Стручки твёрдые, крепкие, а нажмёшь пальцем, громко щёлкнут и вспорются, брызжа зелёным соком. Горошины сладкие, толстые. Хозяйкины куры рядом с крыльцом возятся, суетливо толкутся и клюют выстрелянные горошины, шаркая мозолистой лапкой. Глянул я на улицу, а там Люся стоит, на меня смотрит! За воротцами. Я вскинулся и ей всё решето утащил: «Ешь!» А она взяла горошинку и молчит. Вся маленькая такая, тихая, платьице голубенькое всё застирано, почти беленькое стало, и сандальки на ножках облупленные.

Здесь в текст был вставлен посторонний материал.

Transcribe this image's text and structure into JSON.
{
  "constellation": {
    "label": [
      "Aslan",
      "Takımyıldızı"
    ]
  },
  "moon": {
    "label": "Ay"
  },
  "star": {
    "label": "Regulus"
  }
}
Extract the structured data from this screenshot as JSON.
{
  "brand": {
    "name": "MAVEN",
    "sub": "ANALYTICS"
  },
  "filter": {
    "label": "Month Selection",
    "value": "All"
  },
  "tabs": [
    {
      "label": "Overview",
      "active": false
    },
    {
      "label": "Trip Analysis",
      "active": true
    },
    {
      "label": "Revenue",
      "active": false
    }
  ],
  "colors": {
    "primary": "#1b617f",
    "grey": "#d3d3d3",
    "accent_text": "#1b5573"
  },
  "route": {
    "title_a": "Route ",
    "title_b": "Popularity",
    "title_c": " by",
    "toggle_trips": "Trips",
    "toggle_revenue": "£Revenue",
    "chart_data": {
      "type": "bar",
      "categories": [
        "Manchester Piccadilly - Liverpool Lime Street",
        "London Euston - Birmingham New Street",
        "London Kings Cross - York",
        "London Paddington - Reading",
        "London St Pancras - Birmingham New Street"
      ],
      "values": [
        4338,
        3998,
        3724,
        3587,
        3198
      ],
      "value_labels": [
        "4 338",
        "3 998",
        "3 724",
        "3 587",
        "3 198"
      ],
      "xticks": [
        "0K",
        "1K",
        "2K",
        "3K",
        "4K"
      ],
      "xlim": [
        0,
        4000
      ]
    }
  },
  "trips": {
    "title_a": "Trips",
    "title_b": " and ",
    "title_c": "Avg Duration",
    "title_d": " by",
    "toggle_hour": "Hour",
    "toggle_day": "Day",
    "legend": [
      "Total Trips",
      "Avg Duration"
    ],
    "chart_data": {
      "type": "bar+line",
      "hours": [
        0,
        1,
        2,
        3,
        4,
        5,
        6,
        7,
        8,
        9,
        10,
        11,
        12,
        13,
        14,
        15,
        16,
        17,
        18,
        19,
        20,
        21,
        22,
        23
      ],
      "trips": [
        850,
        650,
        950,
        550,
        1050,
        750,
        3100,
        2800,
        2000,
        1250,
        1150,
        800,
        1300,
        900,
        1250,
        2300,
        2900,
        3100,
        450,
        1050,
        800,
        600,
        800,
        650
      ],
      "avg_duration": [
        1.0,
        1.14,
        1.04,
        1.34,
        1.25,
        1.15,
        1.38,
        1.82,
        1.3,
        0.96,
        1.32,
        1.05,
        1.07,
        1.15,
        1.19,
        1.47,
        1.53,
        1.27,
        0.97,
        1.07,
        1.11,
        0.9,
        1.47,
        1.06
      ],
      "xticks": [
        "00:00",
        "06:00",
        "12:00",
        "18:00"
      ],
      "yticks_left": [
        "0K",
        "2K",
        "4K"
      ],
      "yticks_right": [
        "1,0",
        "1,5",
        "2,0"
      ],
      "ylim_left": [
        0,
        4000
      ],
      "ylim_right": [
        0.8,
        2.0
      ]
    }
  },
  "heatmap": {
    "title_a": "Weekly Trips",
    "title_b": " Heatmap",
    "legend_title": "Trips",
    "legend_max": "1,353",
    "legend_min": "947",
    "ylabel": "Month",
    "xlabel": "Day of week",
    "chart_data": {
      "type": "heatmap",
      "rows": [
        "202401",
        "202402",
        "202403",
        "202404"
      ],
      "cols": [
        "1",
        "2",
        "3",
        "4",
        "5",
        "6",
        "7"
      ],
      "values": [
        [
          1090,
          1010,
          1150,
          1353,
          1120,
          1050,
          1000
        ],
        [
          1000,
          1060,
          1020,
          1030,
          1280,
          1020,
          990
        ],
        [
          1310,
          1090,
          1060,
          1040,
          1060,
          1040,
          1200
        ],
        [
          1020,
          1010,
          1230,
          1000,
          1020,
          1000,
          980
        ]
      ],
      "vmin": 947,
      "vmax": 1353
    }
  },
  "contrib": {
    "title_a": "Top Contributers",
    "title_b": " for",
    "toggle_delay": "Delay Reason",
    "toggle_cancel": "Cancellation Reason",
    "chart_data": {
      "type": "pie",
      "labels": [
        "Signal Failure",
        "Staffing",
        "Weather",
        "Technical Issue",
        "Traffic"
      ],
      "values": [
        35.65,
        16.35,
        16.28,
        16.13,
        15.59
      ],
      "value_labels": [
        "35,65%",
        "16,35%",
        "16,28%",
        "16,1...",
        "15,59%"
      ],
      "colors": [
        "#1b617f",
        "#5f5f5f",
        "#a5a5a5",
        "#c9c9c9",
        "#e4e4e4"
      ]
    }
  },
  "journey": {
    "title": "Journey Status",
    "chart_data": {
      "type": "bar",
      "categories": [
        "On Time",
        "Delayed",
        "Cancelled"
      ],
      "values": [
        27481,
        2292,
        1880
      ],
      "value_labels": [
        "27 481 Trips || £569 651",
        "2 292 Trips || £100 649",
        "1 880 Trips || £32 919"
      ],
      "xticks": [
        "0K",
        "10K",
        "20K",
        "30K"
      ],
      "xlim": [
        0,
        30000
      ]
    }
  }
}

«Мы на днях из города приехали! – весело хвастаюсь я. – Мы уже картошку копали, я её в углях пёк!»
А Люся вертит горошинку и молчит, вдруг сорвалась и побежала – мама домой зовёт. Помню, перегнулся я через воротца и долго смотрел, как Люся бежит от меня. Мелькают ножки, торопятся. Целый месяц я Люсю не видел…

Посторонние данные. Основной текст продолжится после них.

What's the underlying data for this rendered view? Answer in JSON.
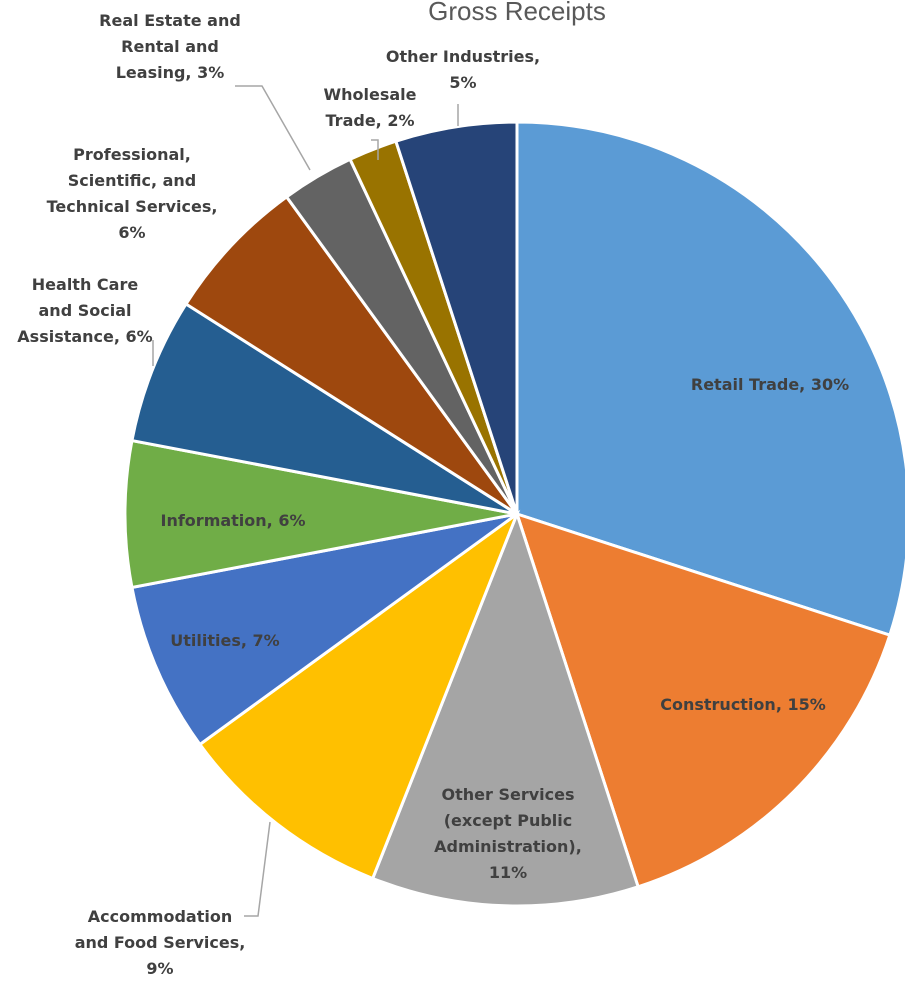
{
  "chart_data": {
    "type": "pie",
    "title": "Gross Receipts",
    "slices": [
      {
        "name": "Retail Trade",
        "percent_label": "30%",
        "value": 30,
        "color": "#5B9BD5",
        "label_lines": [
          "Retail Trade, 30%"
        ]
      },
      {
        "name": "Construction",
        "percent_label": "15%",
        "value": 15,
        "color": "#ED7D31",
        "label_lines": [
          "Construction, 15%"
        ]
      },
      {
        "name": "Other Services (except Public Administration)",
        "percent_label": "11%",
        "value": 11,
        "color": "#A5A5A5",
        "label_lines": [
          "Other Services",
          "(except Public",
          "Administration),",
          "11%"
        ]
      },
      {
        "name": "Accommodation and Food Services",
        "percent_label": "9%",
        "value": 9,
        "color": "#FFC000",
        "label_lines": [
          "Accommodation",
          "and Food Services,",
          "9%"
        ]
      },
      {
        "name": "Utilities",
        "percent_label": "7%",
        "value": 7,
        "color": "#4472C4",
        "label_lines": [
          "Utilities, 7%"
        ]
      },
      {
        "name": "Information",
        "percent_label": "6%",
        "value": 6,
        "color": "#70AD47",
        "label_lines": [
          "Information, 6%"
        ]
      },
      {
        "name": "Health Care and Social Assistance",
        "percent_label": "6%",
        "value": 6,
        "color": "#255E91",
        "label_lines": [
          "Health Care",
          "and Social",
          "Assistance, 6%"
        ]
      },
      {
        "name": "Professional, Scientific, and Technical Services",
        "percent_label": "6%",
        "value": 6,
        "color": "#9E480E",
        "label_lines": [
          "Professional,",
          "Scientific, and",
          "Technical Services,",
          "6%"
        ]
      },
      {
        "name": "Real Estate and Rental and Leasing",
        "percent_label": "3%",
        "value": 3,
        "color": "#636363",
        "label_lines": [
          "Real Estate and",
          "Rental and",
          "Leasing, 3%"
        ]
      },
      {
        "name": "Wholesale Trade",
        "percent_label": "2%",
        "value": 2,
        "color": "#997300",
        "label_lines": [
          "Wholesale",
          "Trade, 2%"
        ]
      },
      {
        "name": "Other Industries",
        "percent_label": "5%",
        "value": 5,
        "color": "#264478",
        "label_lines": [
          "Other Industries,",
          "5%"
        ]
      }
    ],
    "start_angle": "12 o'clock",
    "direction": "clockwise",
    "legend": "none (data labels)"
  }
}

Через неделю мы переезжаем в новый дом, под горой Гарью, к Евлампиевне. Наш нехитрый скарб тянет по осенней грязи волокуша. Трактор лениво ползёт в гору и пёрхает чёрным горячим дымом. Я сижу на волокуше, придерживаю узлы и смотрю, как отливает бледной синевой широкий волокушин след.
Дом Евлампиевны старый, в два этажа. На первом этаже клети, хлева и ветхие, осыпающиеся погреба. Второй этаж – жилой. В доме, как на корабле, полно разных скрипучих лесенок с перильцами, приступочек, низеньких и высоких дверей с толстыми медными ручками, кладовочек с пыльными окошечками и вечными керосиновыми лампами и сараюшек внизу с почерневшими дровами.
В первый же день я исследую всё, и даже чердак. Трясясь от страха, я забираюсь по узкой лесенке на подволоку и там по щелястым, скрипучим доскам крадусь к печной трубе. Как всё поскрипывает… Только в детстве всё может так таинственно скрипеть.